Word of the month: havegooday
While gathering information for the revision of the AND, one of the sources available to the editorial team is the collection of ‘gleanings’ previously made by contributors. Certain texts were read completely and any number of noteworthy words, phrases or citations were set aside – in earlier days handwritten on slips or on typed lists, but more recently copied in digital files – for later consideration. Sometime in the late 1990s Dr. Lisa Jefferson contributed in such a way, and gathered material from (among other sources) the manuscripts of the Merchant Taylor accounts – which otherwise would not have been available to the AND. Her ‘gleanings’ for ‘H’ from these documents belonging the London guild of tailors included the following intriguing phrase:
‘Item pur .vij. havegooddays, un pur le stretdore, pris .iiij. d. et pur l’autres .vj. d. – xij d.’
It is a single entry in a list of payments made during the second year of the reign of Henry VI (1423).
Two seemingly English words appear in this otherwise Anglo-Norman sentence: havegooddays and stretdore. The AND’s editorial policy on matters like this has been that when a given context is Anglo-Norman, isolated English, Latin, Greek, Hebrew (etc.) words should be considered either as loan-words or, at the least, as comprehensible to the Anglo-Norman reader/listener. Either way, ‘foreign’ or ‘mixed language’ words such as these are normally included in the dictionary (obviously, with a relevant language tag indicating the language from which they are borrowed). Consequently, both havegoodday and stretdore will get their own AND entries, just like previously bacgavel, clapholt or debet.
To what is this entry referring? The note is a financial record for the purchase of seven havegooddays, with one for the stretdore being more expensive (4 d.) than the other six (1 d. apiece). Stretdore can be found in the Middle English Dictionary (sub strete n.2) as ‘the door of a house leading to the street’, but what is the meaning of havegoodday? Lisa Jefferson attached a puzzled note to her gleanings: ‘I fear one of those wooden plaque things, bearing words and which are affixed to a certain door’. Did the Worshipful Company of Merchant Taylors in London see the need to greet the visitors to their Hall with no less than seven such signs? Or was this a rather twentieth-century-like attempt to boost the morale of their members on a daily basis?
The solution, as is often the case, can be found in the OED. The Oxford English Dictionary has an entry for havegooday – an obsolete word with only one attestation – which is defined as ‘a kind of door-latch’. In addition, it links to another entry, haggaday which is accounted for as a contracted form of ha’ good day. In nineteenth-century dictionaries and glossaries (cited in the OED) ‘haggaday’ is defined as ‘a kind of wooden latch for a door’ (J.O. Halliwell, A Dictionary of Archaic and Provincial Words), and described as ‘frequently put upon a cottage door, on the inside, without anything projecting outwards by which it may be lifted. A little slit is made in the door, and the latch can only be raised by inserting therein a nail or slip of metal’ (E. Peacock A Glossary of Words Used in the Wapentakes of Manley and Corringham).
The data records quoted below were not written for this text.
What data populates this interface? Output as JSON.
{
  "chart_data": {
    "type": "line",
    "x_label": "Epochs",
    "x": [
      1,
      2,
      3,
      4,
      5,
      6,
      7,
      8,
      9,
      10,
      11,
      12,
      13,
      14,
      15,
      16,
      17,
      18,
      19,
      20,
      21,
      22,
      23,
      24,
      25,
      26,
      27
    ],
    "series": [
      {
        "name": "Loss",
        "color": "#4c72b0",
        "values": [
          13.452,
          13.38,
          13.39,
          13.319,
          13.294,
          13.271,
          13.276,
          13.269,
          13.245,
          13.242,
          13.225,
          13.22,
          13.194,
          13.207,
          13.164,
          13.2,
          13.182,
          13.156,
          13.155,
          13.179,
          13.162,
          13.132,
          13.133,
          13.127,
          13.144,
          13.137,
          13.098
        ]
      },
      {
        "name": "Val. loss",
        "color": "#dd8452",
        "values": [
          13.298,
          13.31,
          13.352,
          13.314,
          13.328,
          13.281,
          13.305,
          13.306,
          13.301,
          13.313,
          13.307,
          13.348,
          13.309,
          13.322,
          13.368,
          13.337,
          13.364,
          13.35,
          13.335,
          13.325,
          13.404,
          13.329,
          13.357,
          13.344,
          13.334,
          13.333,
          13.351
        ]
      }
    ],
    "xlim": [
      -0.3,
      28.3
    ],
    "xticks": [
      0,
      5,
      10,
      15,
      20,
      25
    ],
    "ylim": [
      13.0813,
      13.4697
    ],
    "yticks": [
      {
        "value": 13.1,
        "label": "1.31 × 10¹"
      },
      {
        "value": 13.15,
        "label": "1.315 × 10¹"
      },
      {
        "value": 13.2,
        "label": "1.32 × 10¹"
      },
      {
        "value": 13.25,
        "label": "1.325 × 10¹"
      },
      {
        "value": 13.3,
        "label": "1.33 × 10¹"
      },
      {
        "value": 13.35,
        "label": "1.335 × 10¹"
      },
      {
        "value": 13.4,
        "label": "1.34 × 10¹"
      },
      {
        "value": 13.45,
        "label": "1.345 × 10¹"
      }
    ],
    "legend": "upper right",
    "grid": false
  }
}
The word hagodai (with its variant have-godai) is also found in the MED, and appears from the middle of the fourteenth century onwards. It is, however, defined somewhat differently as ‘A ring forming the handle for raising the latch on a door’. The word seems to have been fairly common, albeit with quite some variation in its spelling: the earliest attestated form in the MED is hagonday (1353).
Returning to Anglo-Norman, also this syncopated form can be found, i.e. in a second attestation culled by Lisa Jefferson from the Merchant Taylors’ accounts, this time of the year before:
‘Item pur hokis, hengis, ceres, cliefs, boltis, staplis et lattchis, hagedaies et tout manere irenware .iiij. s. .ij. d.’
The word is unattested in Continental French or in Medieval Latin. However, these two ‘new’ citations document the existence of havegoodday in Anglo-Norman, and a new entry has been created, which will become live with the next phase of updates (i.e. when the recently finished N- entries are published online). As a preview, here is a screenshot of the editorial version of the new article:
The question remains how a greeting like ‘have a good day’ could have lent its name to (part of) a door-latch. It is the etymology proposed by the OED (not updated since 1898) and the MED, but ultimately remains unexplained. Is it a metonymical link, with the words usual said to someone before closing a door after him/her being applied to the instrument that locks this particular door? Or, similarly, does the safety of the latch guarantee a ‘good day’ to the owner of the house? The fact that the earliest attestation hagonday has an extra ‘n’ raises the possibility that this word may have had an entirely different origin, and that the more recognisable variant, have a good day, may have been the outcome of a folk-etymology, already in use in the Middle Ages. Is hagedaie a more original form than havegoodday? So far we have not been able to find any other etymology for the word – could it be a place-name, another language, a person?